Israel has only marginally eased its three-year-old blockade of the Gaza Strip, leaving business and construction largely frozen in the impoverished and war-damaged Palestinian territory, a report by several aid groups said yesterday.
The groups accused Israel of ducking promises to ease the blockade’s effects on civilians, a pledge it made under pressure after a deadly Israeli commando raid in May on an international flotilla protesting the restrictions. The report said Israel is allowing in more food and some building materials but is dragging its feet on major construction projects and still banning most exports.
“We aren’t seeing an easing of the blockade compared to Israel’s declared aims,” said Karl Schembri of Oxfam, among the 21 groups behind the report.
Others included Amnesty International and Save the Children.
“It’s not having any impact,” he said.
Israeli government spokesman Mark Regev said Israel is easing the blockade but must check everything entering Gaza.
“We want to see civilian goods reach the civilian population of the Gaza Strip,” he said. “Obviously goods have to be checked to make sure weapons and dual-use goods don’t enter the Gaza Strip.”
Israel and Egypt imposed the blockade on Gaza after Hamas seized the coastal strip of 2.5 million people in June 2007.
The blockade kept out raw materials for factories and construction — hindering economic recovery and reconstruction after Israel’s winter offensive last year against Hamas, which left thousands of Gaza buildings in ruins. It also penned in residents, banned exports and restricted fuel to Gaza.
Gaza residents largely made due with goods — ranging from cows to computers — smuggled through tunnels under the border with Egypt.
Israel says the blockade seeks to weaken Hamas, but the militant group obtains building materials, weapons and cash through the tunnels, meaning shortages most harshly affect civilians.
On May 31, Israeli commandos raided an international flotilla seeking to break the blockade, killing nine activists on a Turkish ferry boat. The incident drew international criticism and Israel said it would ease the blockade and facilitate large projects supervised by the UN and other aid groups.
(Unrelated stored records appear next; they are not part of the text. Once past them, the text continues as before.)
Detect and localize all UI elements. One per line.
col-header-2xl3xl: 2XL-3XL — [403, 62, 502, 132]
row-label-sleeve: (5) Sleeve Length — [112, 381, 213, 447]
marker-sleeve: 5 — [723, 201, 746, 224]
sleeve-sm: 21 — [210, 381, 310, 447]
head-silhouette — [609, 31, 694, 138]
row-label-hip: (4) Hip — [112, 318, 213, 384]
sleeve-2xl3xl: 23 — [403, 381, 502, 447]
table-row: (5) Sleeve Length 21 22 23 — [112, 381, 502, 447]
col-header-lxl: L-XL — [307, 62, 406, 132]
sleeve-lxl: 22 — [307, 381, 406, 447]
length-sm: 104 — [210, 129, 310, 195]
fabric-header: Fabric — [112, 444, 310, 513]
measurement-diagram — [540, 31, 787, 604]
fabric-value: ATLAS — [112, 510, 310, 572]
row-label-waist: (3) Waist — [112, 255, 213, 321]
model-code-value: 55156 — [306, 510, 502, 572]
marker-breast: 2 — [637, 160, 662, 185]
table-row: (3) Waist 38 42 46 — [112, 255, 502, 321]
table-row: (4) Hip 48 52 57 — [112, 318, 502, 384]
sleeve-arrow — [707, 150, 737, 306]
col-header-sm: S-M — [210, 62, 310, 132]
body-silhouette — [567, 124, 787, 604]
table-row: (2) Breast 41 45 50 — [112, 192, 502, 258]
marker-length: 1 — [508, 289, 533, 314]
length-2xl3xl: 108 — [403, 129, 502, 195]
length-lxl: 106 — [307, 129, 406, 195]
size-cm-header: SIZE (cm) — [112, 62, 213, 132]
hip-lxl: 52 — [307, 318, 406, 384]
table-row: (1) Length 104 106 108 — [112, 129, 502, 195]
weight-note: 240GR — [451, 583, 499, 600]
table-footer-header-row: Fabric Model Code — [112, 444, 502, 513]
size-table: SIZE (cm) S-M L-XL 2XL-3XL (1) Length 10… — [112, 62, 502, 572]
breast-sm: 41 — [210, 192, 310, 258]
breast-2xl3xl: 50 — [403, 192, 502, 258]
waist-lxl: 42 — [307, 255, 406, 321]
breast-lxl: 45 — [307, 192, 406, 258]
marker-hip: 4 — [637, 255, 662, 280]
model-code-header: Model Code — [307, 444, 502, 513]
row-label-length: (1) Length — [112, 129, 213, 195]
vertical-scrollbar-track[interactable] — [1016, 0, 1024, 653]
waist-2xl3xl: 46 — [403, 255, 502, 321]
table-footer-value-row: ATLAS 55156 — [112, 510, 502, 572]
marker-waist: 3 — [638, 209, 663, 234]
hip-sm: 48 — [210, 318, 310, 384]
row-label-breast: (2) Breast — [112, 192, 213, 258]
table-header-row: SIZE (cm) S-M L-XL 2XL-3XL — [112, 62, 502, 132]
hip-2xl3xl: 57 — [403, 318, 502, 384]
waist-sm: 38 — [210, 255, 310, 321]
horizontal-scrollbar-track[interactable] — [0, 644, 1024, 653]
The report said Israel’s easing has focused on food and consumer products, which have largely replaced dusty, tunnel-smuggled goods on Gaza’s shelves, but it has had little effect on larger projects.
The UN has plans to build 100 schools and 10,000 housing units, some to replace those destroyed in the war. The report said it has been able to start only 7 percent of these and that even they have been slowed by Israeli bureaucracy and strict border crossings.
Israel has allowed other groups to begin work on projects like sewage plants, wells and community centers, but the report describes these as marginal.
Overall, 11 percent of the materials entering Gaza before the blockade are now getting in, the report said, adding that the continued ban on most exports and raw materials keeps 65 percent of factories shut.
About 40 percent of Gazans are unemployed and 80 percent depend on aid.